Daraufhin stellte der Arbeitgeber im Juni 2023 die Gehaltszahlungen ein und argumentierte, der Mitarbeitende hätte sich früher bewerben müssen. Er meinte, der Gekündigte müsse sich fiktiven Verdienst anrechnen lassen, da er die Angebote nicht unverzüglich verfolgt habe.
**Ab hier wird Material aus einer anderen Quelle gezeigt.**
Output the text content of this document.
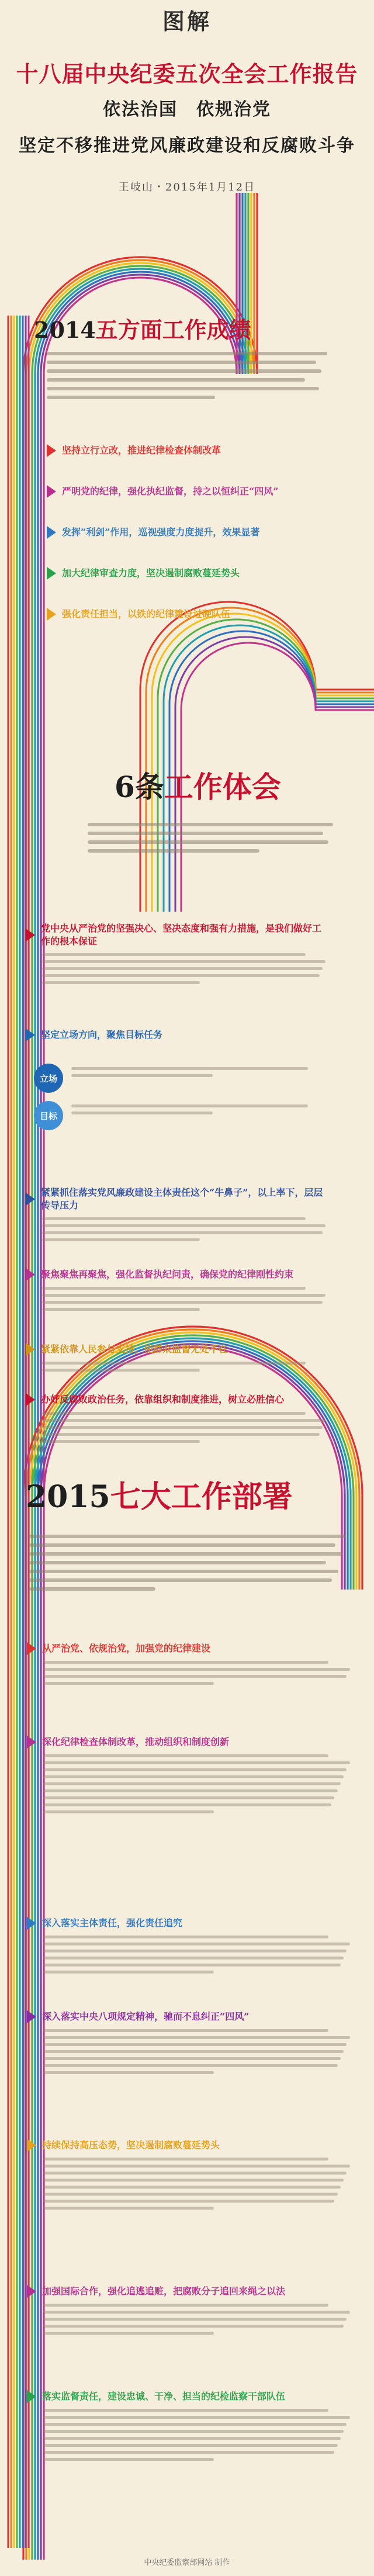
图解
十八届中央纪委五次全会工作报告
依法治国　依规治党
坚定不移推进党风廉政建设和反腐败斗争
王岐山・2015年1月12日
2014五方面工作成绩
坚持立行立改，推进纪律检查体制改革
严明党的纪律，强化执纪监督，持之以恒纠正“四风”
发挥“利剑”作用，巡视强度力度提升，效果显著
加大纪律审查力度，坚决遏制腐败蔓延势头
强化责任担当，以铁的纪律建设过硬队伍
6条工作体会
党中央从严治党的坚强决心、坚决态度和强有力措施，是我们做好工作的根本保证
坚定立场方向，聚焦目标任务
紧紧抓住落实党风廉政建设主体责任这个“牛鼻子”，以上率下，层层传导压力
聚焦聚焦再聚焦，强化监督执纪问责，确保党的纪律刚性约束
紧紧依靠人民参与支持，使群众监督无处不在
办好反腐败政治任务，依靠组织和制度推进，树立必胜信心
立场
目标
2015七大工作部署
从严治党、依规治党，加强党的纪律建设
深化纪律检查体制改革，推动组织和制度创新
深入落实主体责任，强化责任追究
深入落实中央八项规定精神，驰而不息纠正“四风”
持续保持高压态势，坚决遏制腐败蔓延势头
加强国际合作，强化追逃追赃，把腐败分子追回来绳之以法
落实监督责任，建设忠诚、干净、担当的纪检监察干部队伍
中央纪委监察部网站 制作
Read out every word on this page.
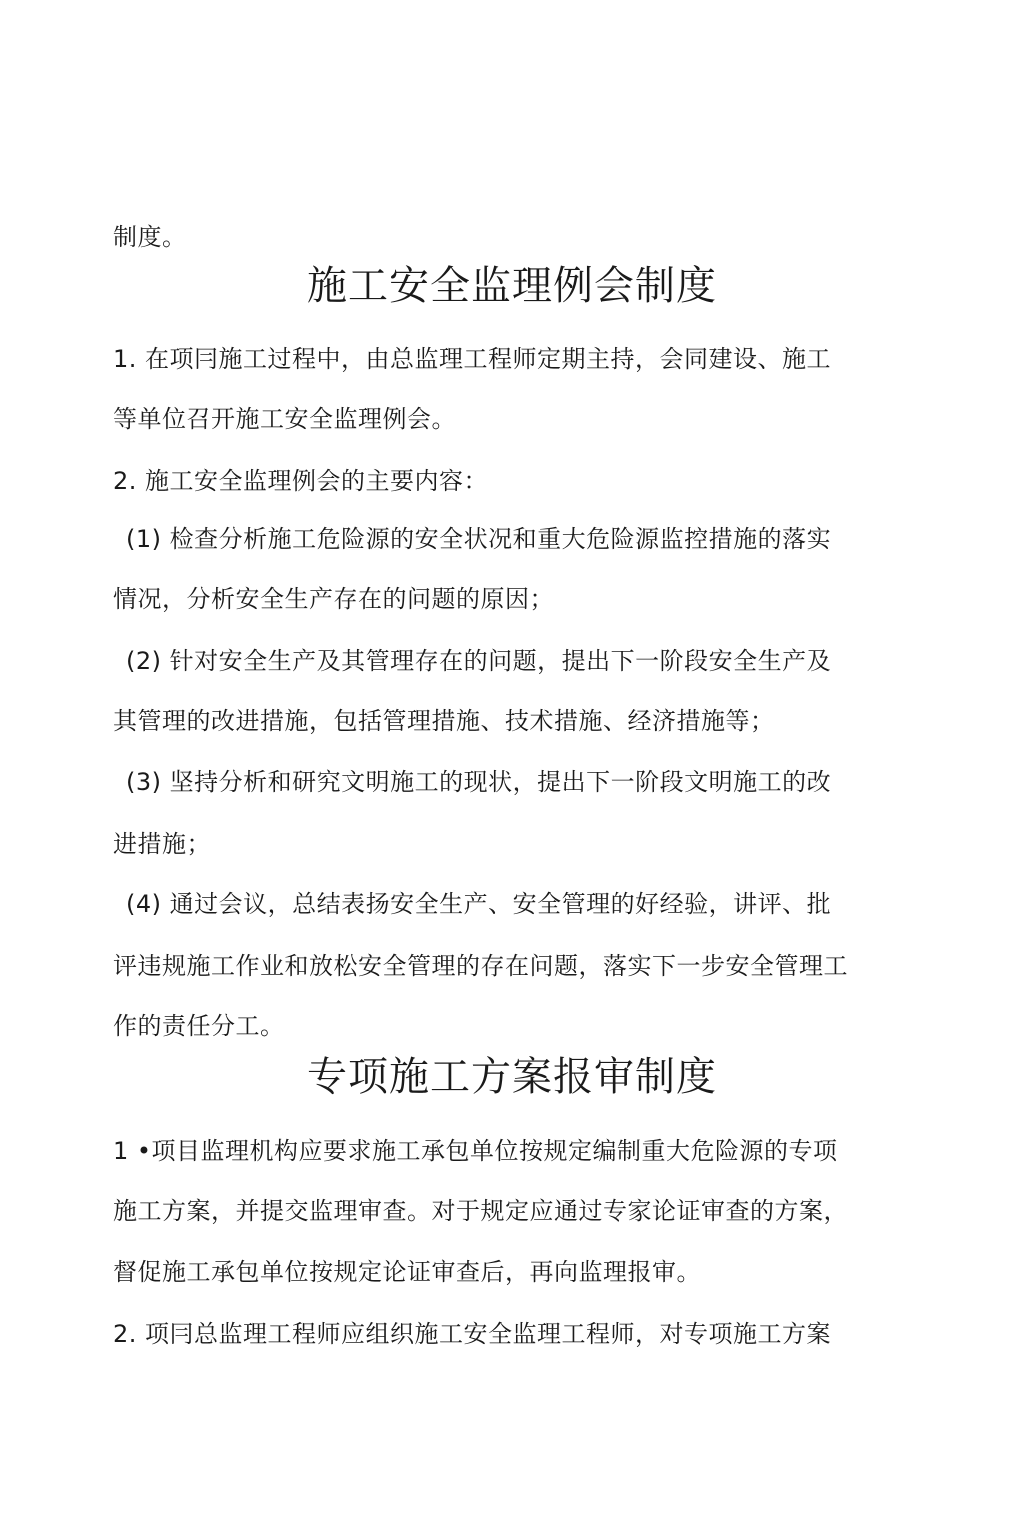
制度。
施工安全监理例会制度
1. 在项冃施工过程中，由总监理工程师定期主持，会同建设、施工
等单位召开施工安全监理例会。
2. 施工安全监理例会的主要内容：
(1) 检查分析施工危险源的安全状况和重大危险源监控措施的落实
情况，分析安全生产存在的问题的原因；
(2) 针对安全生产及其管理存在的问题，提出下一阶段安全生产及
其管理的改进措施，包括管理措施、技术措施、经济措施等；
(3) 坚持分析和研究文明施工的现状，提出下一阶段文明施工的改
进措施；
(4) 通过会议，总结表扬安全生产、安全管理的好经验，讲评、批
评违规施工作业和放松安全管理的存在问题，落实下一步安全管理工
作的责任分工。
专项施工方案报审制度
1 •项目监理机构应要求施工承包单位按规定编制重大危险源的专项
施工方案，并提交监理审查。对于规定应通过专家论证审查的方案，
督促施工承包单位按规定论证审查后，再向监理报审。
2. 项冃总监理工程师应组织施工安全监理工程师，对专项施工方案
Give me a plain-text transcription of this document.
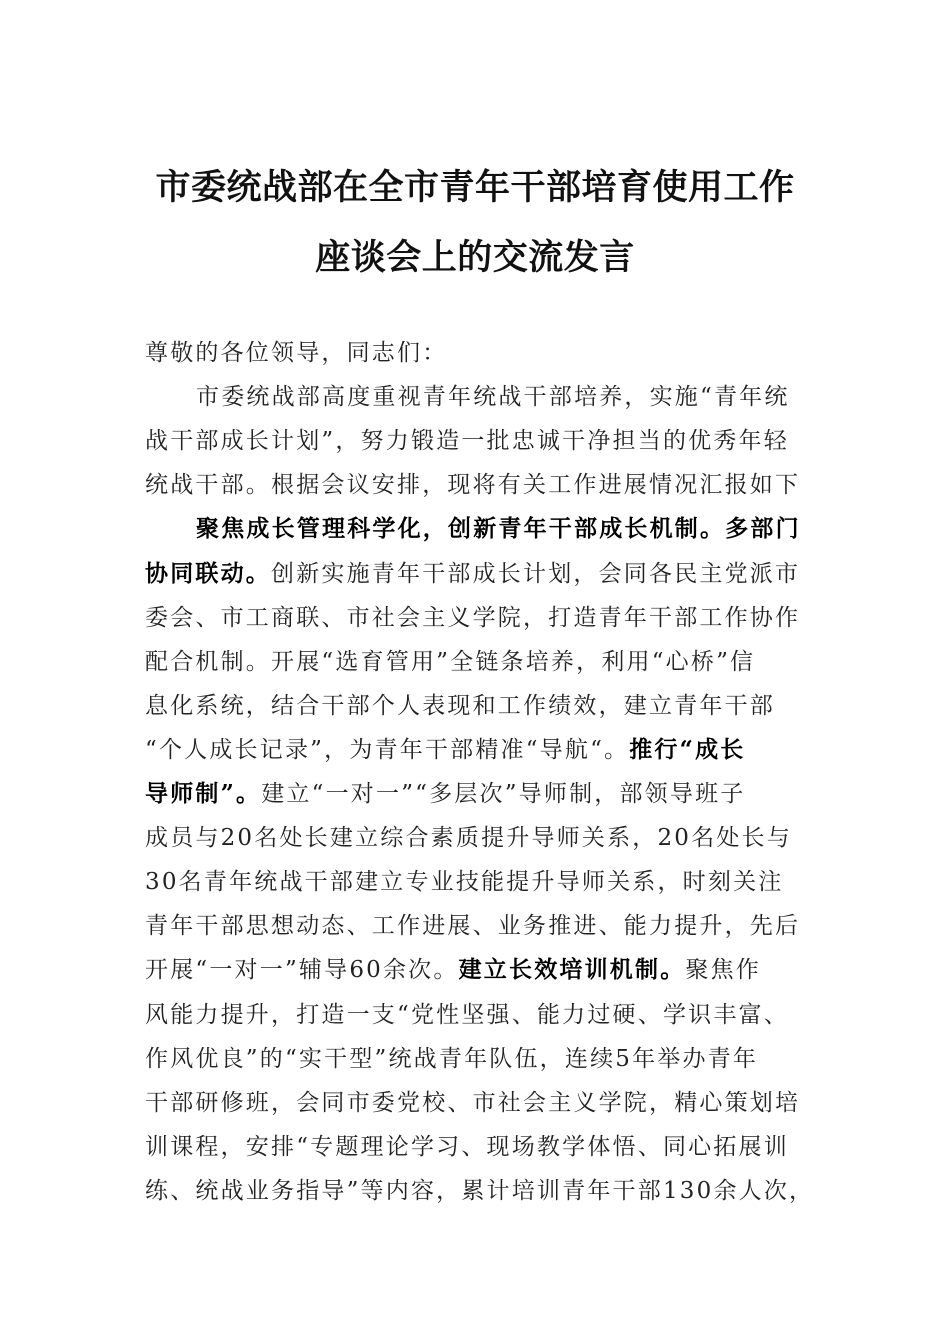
市委统战部在全市青年干部培育使用工作
座谈会上的交流发言
尊敬的各位领导，同志们：
市委统战部高度重视青年统战干部培养，实施“青年统
战干部成长计划”，努力锻造一批忠诚干净担当的优秀年轻
统战干部。根据会议安排，现将有关工作进展情况汇报如下
聚焦成长管理科学化，创新青年干部成长机制。多部门
协同联动。创新实施青年干部成长计划，会同各民主党派市
委会、市工商联、市社会主义学院，打造青年干部工作协作
配合机制。开展“选育管用”全链条培养，利用“心桥”信
息化系统，结合干部个人表现和工作绩效，建立青年干部
“个人成长记录”，为青年干部精准“导航“。推行“成长
导师制”。建立“一对一”“多层次”导师制，部领导班子
成员与20名处长建立综合素质提升导师关系，20名处长与
30名青年统战干部建立专业技能提升导师关系，时刻关注
青年干部思想动态、工作进展、业务推进、能力提升，先后
开展“一对一”辅导60余次。建立长效培训机制。聚焦作
风能力提升，打造一支“党性坚强、能力过硬、学识丰富、
作风优良”的“实干型”统战青年队伍，连续5年举办青年
干部研修班，会同市委党校、市社会主义学院，精心策划培
训课程，安排“专题理论学习、现场教学体悟、同心拓展训
练、统战业务指导”等内容，累计培训青年干部130余人次，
Das Arbeitsgericht Villingen-Schwenningen wies die Klage (Az. 7 Ca 216/23) des Mitarbeitenden zunächst ab, doch das Landesarbeitsgericht Baden-Württemberg entschied zugunsten des Klägers (Az. 9 Sa 4/24). Auch das Bundesarbeitsgericht wies die Revision des Arbeitgebers zurück (Az. 5 AZR 127/24). Der Fünfte Senat des BAG entschied, dass der Arbeitgeber dem Mitarbeitenden für die gesamte Kündigungsfrist das vertraglich vereinbarte Gehalt schulde. Durch die einseitige Freistellung geriet der Arbeitgeber in Annahmeverzug. Nach § 615 Satz 1 BGB in Verbindung mit § 611a Abs. 2 BGB bleibt die volle Vergütung fällig.
Das Gesetz verlangt nicht, den Arbeitgeber finanziell zu entlasten
Das Gericht stellte klar, dass der Mitarbeitende sich keinen fiktiven Verdienst anrechnen lassen muss. Das Gesetz verlangt nicht, vor Ablauf der Kündigungsfrist eine neue Stelle anzunehmen, um den ehemaligen Arbeitgeber finanziell zu entlasten. Der Arbeitgeber hätte beweisen müssen, dass eine Weiterbeschäftigung unzumutbar war, was hier nicht der Fall war.
Das Urteil betont, dass eine fiktive Anrechnung von Verdienst nur gerechtfertigt ist, wenn der Mitarbeitende gegen Treu und Glauben untätig bleibt. Das war dem Kläger nicht vorzuwerfen.